ALBANY, N.Y. – Executive actions by Gov. Andrew Cuomo will help New Yorkers with criminal convictions get back on their feet after prison.
The Council on Community Re-Entry and Reintegration, formed by the governor last year, made 12 recommendations for removing barriers that prevent many of the 25,000 people released from state prisons each year from finding jobs, housing and health care.
To Stanley Richards, a former inmate who is now senior vice president of The Fortune Society, the governor’s announcement is welcome news.
“What the governor has said is that New York State is no longer going to be involved in these lifetime collateral consequences for men and women with criminal convictions,” Richards said.
Cuomo announced Monday that he will implement all 12 of the recommendations and committed to full compliance and enforcement by the state.
Governor Andrew Cuomo is currently working on making released inmates adapt to life after prison. Removing inmate barriers will increase the ability to make positive changes to their families and communities.
Every year, Richards said, The Fortune Society works with more than 5,000 former inmates. He said their successful reintegration into the community benefits everyone by “making communities safer, providing pathways for people to reclaim and rebuild their life after prison, and a way of people diverting the cycling in and out of jails and prison.”
According to the governor’s office, it costs taxpayers about $60,000 a year to keep an inmate in prison, and removing barriers to inmates rejoining society increases their ability to make positive contributions to family and community.
Advocates say more needs to be done to reform the criminal-justice system and reduce the prison population.
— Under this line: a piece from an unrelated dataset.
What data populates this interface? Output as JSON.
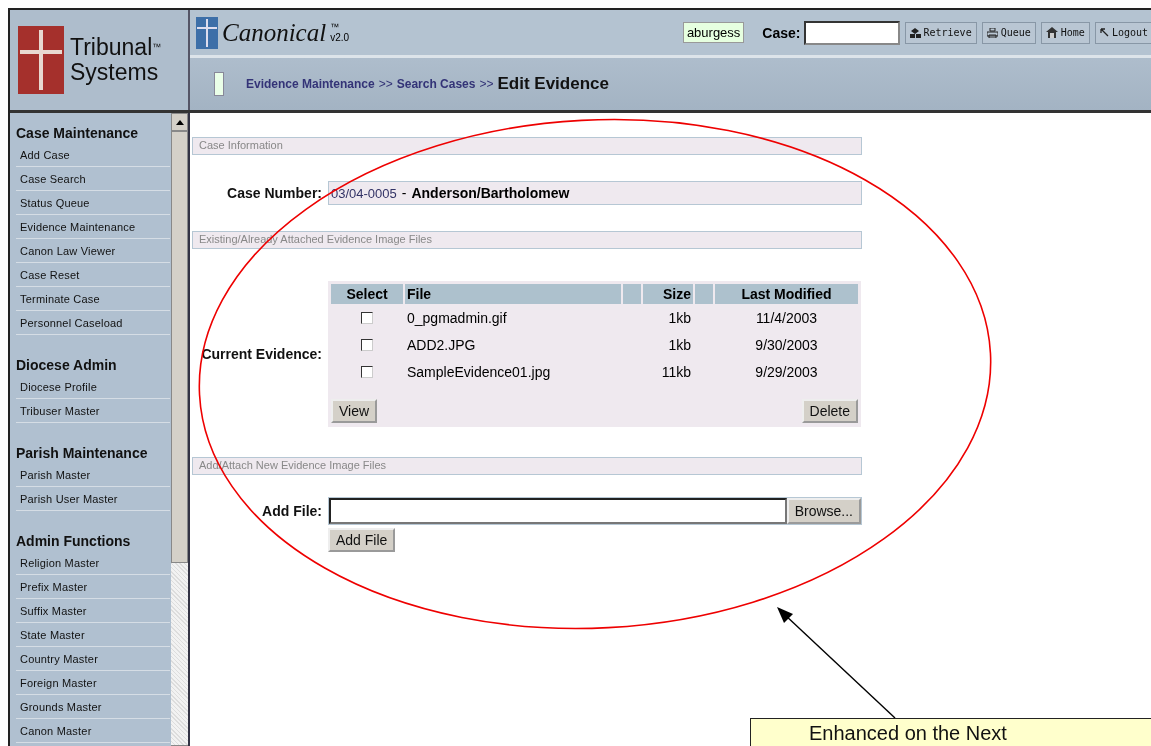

But Richards called the governor’s action an important first step and a model for the rest of the country.
“We should be looking at what we can do on the federal level, what we can do nationally, to move some of these issues forward,” he said. “This is a huge opportunity for our nation, not just New York State.”
The Council on Community Re-Entry and Reintegration will continue to work on ways to help those with criminal convictions successfully rejoin their communities.